After learning about YCombinator almost a month ago I ended up applying for my project that I've been working on. As I've read more and more though I know I face an uphill battle. A) I'm not a programmer so I'm trying to work with a company. B) I'm founding my project solo.<p>Truth is I have an economics and finance background. I am absolutely fascinated with the possibilities of the internet over the past few years and have see the proverbial "light" or I keep leaving my MAC on at night. I'm considering going back to school for a postbac in computer science. Should I go this route or are there other alternatives? At the moment I have an enormous amount of student loan debt and I am nervous about adding to what seems like an already insurmountable amount but I believe I can be successful in this field. But do I need another degree to be so?
======
gexla
A common theme here is that computer science doesn't teach you to be a
programmer. You learn to be a programmer through practice and experience.
Also, learning a scripting language for web development is relatively easy.
Rather than spend time in class, take some time to go to a coding cave and
learn the basics of one of the popular scripting languages. Take some time to
practice every day. Build some applications. Read Hacker News to see what
people have answered for similar questions.

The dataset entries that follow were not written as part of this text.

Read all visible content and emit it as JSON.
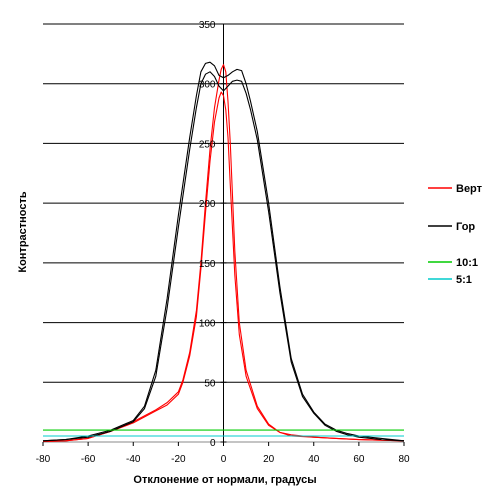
{
  "chart_data": {
    "type": "line",
    "title": "",
    "xlabel": "Отклонение от нормали, градусы",
    "ylabel": "Контрастность",
    "xlim": [
      -80,
      80
    ],
    "ylim": [
      0,
      350
    ],
    "xticks": [
      -80,
      -60,
      -40,
      -20,
      0,
      20,
      40,
      60,
      80
    ],
    "yticks": [
      0,
      50,
      100,
      150,
      200,
      250,
      300,
      350
    ],
    "grid": "horizontal",
    "legend_position": "right",
    "series": [
      {
        "name": "Верт",
        "color": "#ff0000",
        "curves": [
          [
            [
              -80,
              0.5
            ],
            [
              -70,
              1
            ],
            [
              -60,
              3
            ],
            [
              -50,
              9
            ],
            [
              -40,
              17
            ],
            [
              -30,
              27
            ],
            [
              -25,
              33
            ],
            [
              -20,
              42
            ],
            [
              -18,
              52
            ],
            [
              -15,
              75
            ],
            [
              -12,
              110
            ],
            [
              -10,
              150
            ],
            [
              -8,
              200
            ],
            [
              -6,
              245
            ],
            [
              -4,
              280
            ],
            [
              -2,
              303
            ],
            [
              -1,
              312
            ],
            [
              0,
              316
            ],
            [
              1,
              310
            ],
            [
              2,
              285
            ],
            [
              3,
              250
            ],
            [
              5,
              160
            ],
            [
              7,
              100
            ],
            [
              10,
              60
            ],
            [
              15,
              30
            ],
            [
              20,
              15
            ],
            [
              25,
              8
            ],
            [
              30,
              6
            ],
            [
              40,
              4
            ],
            [
              50,
              3
            ],
            [
              60,
              2
            ],
            [
              70,
              1.5
            ],
            [
              80,
              1
            ]
          ],
          [
            [
              -80,
              0.5
            ],
            [
              -70,
              1
            ],
            [
              -60,
              3
            ],
            [
              -50,
              9
            ],
            [
              -40,
              16
            ],
            [
              -30,
              26
            ],
            [
              -25,
              31
            ],
            [
              -20,
              40
            ],
            [
              -18,
              50
            ],
            [
              -15,
              72
            ],
            [
              -12,
              105
            ],
            [
              -10,
              145
            ],
            [
              -8,
              192
            ],
            [
              -6,
              235
            ],
            [
              -4,
              268
            ],
            [
              -2,
              288
            ],
            [
              -1,
              293
            ],
            [
              0,
              290
            ],
            [
              1,
              278
            ],
            [
              2,
              255
            ],
            [
              3,
              215
            ],
            [
              5,
              140
            ],
            [
              7,
              90
            ],
            [
              10,
              55
            ],
            [
              15,
              28
            ],
            [
              20,
              14
            ],
            [
              25,
              8
            ],
            [
              30,
              5
            ],
            [
              40,
              4
            ],
            [
              50,
              3
            ],
            [
              60,
              2
            ],
            [
              70,
              1.5
            ],
            [
              80,
              1
            ]
          ]
        ]
      },
      {
        "name": "Гор",
        "color": "#000000",
        "curves": [
          [
            [
              -80,
              1
            ],
            [
              -70,
              2
            ],
            [
              -60,
              5
            ],
            [
              -50,
              10
            ],
            [
              -40,
              18
            ],
            [
              -35,
              30
            ],
            [
              -30,
              60
            ],
            [
              -25,
              120
            ],
            [
              -20,
              190
            ],
            [
              -15,
              255
            ],
            [
              -12,
              290
            ],
            [
              -10,
              310
            ],
            [
              -8,
              317
            ],
            [
              -6,
              318
            ],
            [
              -4,
              315
            ],
            [
              -2,
              307
            ],
            [
              0,
              305
            ],
            [
              2,
              307
            ],
            [
              4,
              310
            ],
            [
              6,
              312
            ],
            [
              8,
              311
            ],
            [
              10,
              300
            ],
            [
              12,
              285
            ],
            [
              15,
              260
            ],
            [
              20,
              200
            ],
            [
              25,
              130
            ],
            [
              30,
              70
            ],
            [
              35,
              40
            ],
            [
              40,
              25
            ],
            [
              45,
              15
            ],
            [
              50,
              10
            ],
            [
              55,
              7
            ],
            [
              60,
              5
            ],
            [
              70,
              3
            ],
            [
              80,
              1
            ]
          ],
          [
            [
              -80,
              1
            ],
            [
              -70,
              2
            ],
            [
              -60,
              4
            ],
            [
              -50,
              9
            ],
            [
              -40,
              17
            ],
            [
              -35,
              28
            ],
            [
              -30,
              55
            ],
            [
              -25,
              112
            ],
            [
              -20,
              180
            ],
            [
              -15,
              245
            ],
            [
              -12,
              280
            ],
            [
              -10,
              300
            ],
            [
              -8,
              308
            ],
            [
              -6,
              310
            ],
            [
              -4,
              306
            ],
            [
              -2,
              298
            ],
            [
              0,
              294
            ],
            [
              2,
              298
            ],
            [
              4,
              302
            ],
            [
              6,
              303
            ],
            [
              8,
              302
            ],
            [
              10,
              292
            ],
            [
              12,
              278
            ],
            [
              15,
              253
            ],
            [
              20,
              193
            ],
            [
              25,
              125
            ],
            [
              30,
              67
            ],
            [
              35,
              38
            ],
            [
              40,
              24
            ],
            [
              45,
              14
            ],
            [
              50,
              9
            ],
            [
              55,
              6
            ],
            [
              60,
              4
            ],
            [
              70,
              2
            ],
            [
              80,
              1
            ]
          ]
        ]
      },
      {
        "name": "10:1",
        "color": "#00cc00",
        "curves": [
          [
            [
              -80,
              10
            ],
            [
              80,
              10
            ]
          ]
        ]
      },
      {
        "name": "5:1",
        "color": "#00cccc",
        "curves": [
          [
            [
              -80,
              5
            ],
            [
              80,
              5
            ]
          ]
        ]
      }
    ]
  }
}
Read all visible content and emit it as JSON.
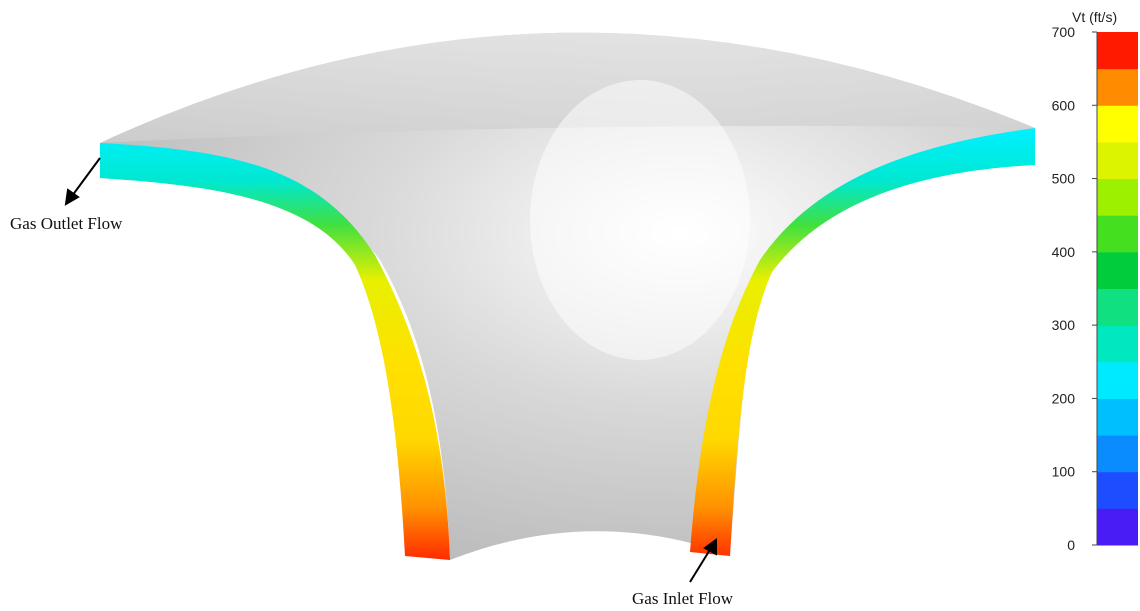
{
  "annotations": [
    "Gas Outlet Flow",
    "Gas Inlet Flow"
  ],
  "colorbar": {
    "title": "Vt (ft/s)",
    "lim": [
      0,
      700
    ],
    "ticks": [
      0,
      100,
      200,
      300,
      400,
      500,
      600,
      700
    ],
    "colors": [
      "#4a1cf5",
      "#1e4cff",
      "#0a8cff",
      "#00bfff",
      "#00eaff",
      "#00e8c0",
      "#10e080",
      "#00cc3c",
      "#44e020",
      "#9cf000",
      "#dcf400",
      "#ffff00",
      "#ff8c00",
      "#ff1a00"
    ]
  }
}
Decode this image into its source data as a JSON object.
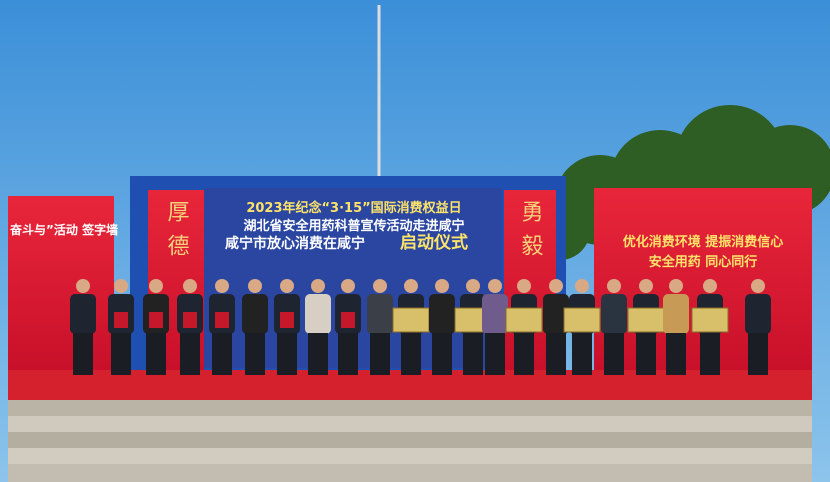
{
  "backdrop": {
    "line1": "2023年纪念“3·15”国际消费权益日",
    "line2": "湖北省安全用药科普宣传活动走进咸宁",
    "line3": "咸宁市放心消费在咸宁",
    "line3_emphasis": "启动仪式"
  },
  "left_pillar": "厚德",
  "right_pillar": "勇毅",
  "left_board": "奋斗与”活动 签字墙",
  "right_board": {
    "line1": "优化消费环境  提振消费信心",
    "line2": "安全用药  同心同行"
  }
}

Personally, I'm not sure this is the best route to go. Bootstrapping by
learning web development is fine, but keep in mind there are still more roles
that you may not be able to fill. For example, people who spend most of their
days writing code generally aren't great designers. Designers who can make
things pretty may not be the best user interface people. A great development
team still needs people who can make sales and know how to run a business
well. So, you could spend a lot of time learning to be a coder and still have
big gaps to fill depending on what you are building.

------
ch00ey
If you're thinking of going back to school strictly just to learn how to
program in a "structured" way that you do in school, I would suggest checking
out the free courses that MIT offers online.
([http://ocw.mit.edu/courses/#electrical-engineering-and-
compu...](http://ocw.mit.edu/courses/#electrical-engineering-and-computer-
science))

And it will give you a taste if learning programming in a school like
environment is right for you.

Good luck!

------
triviatise
You can be up and running in just a few days to weeks if you just start doing
it on your own. You dont need to go to school. There are some fundamentals of
computer science that would definitely be useful like basic algorithms and
data structures that may take longer to learn but are still doable. Taking a
single language course at a community college might not be a bad way to start
though.

------
joss82
You don't need no formal education, in my humble opinion.

Instead, practise, practise, practise.

One good starting point:
<http://docs.djangoproject.com/en/1.3/intro/tutorial01/>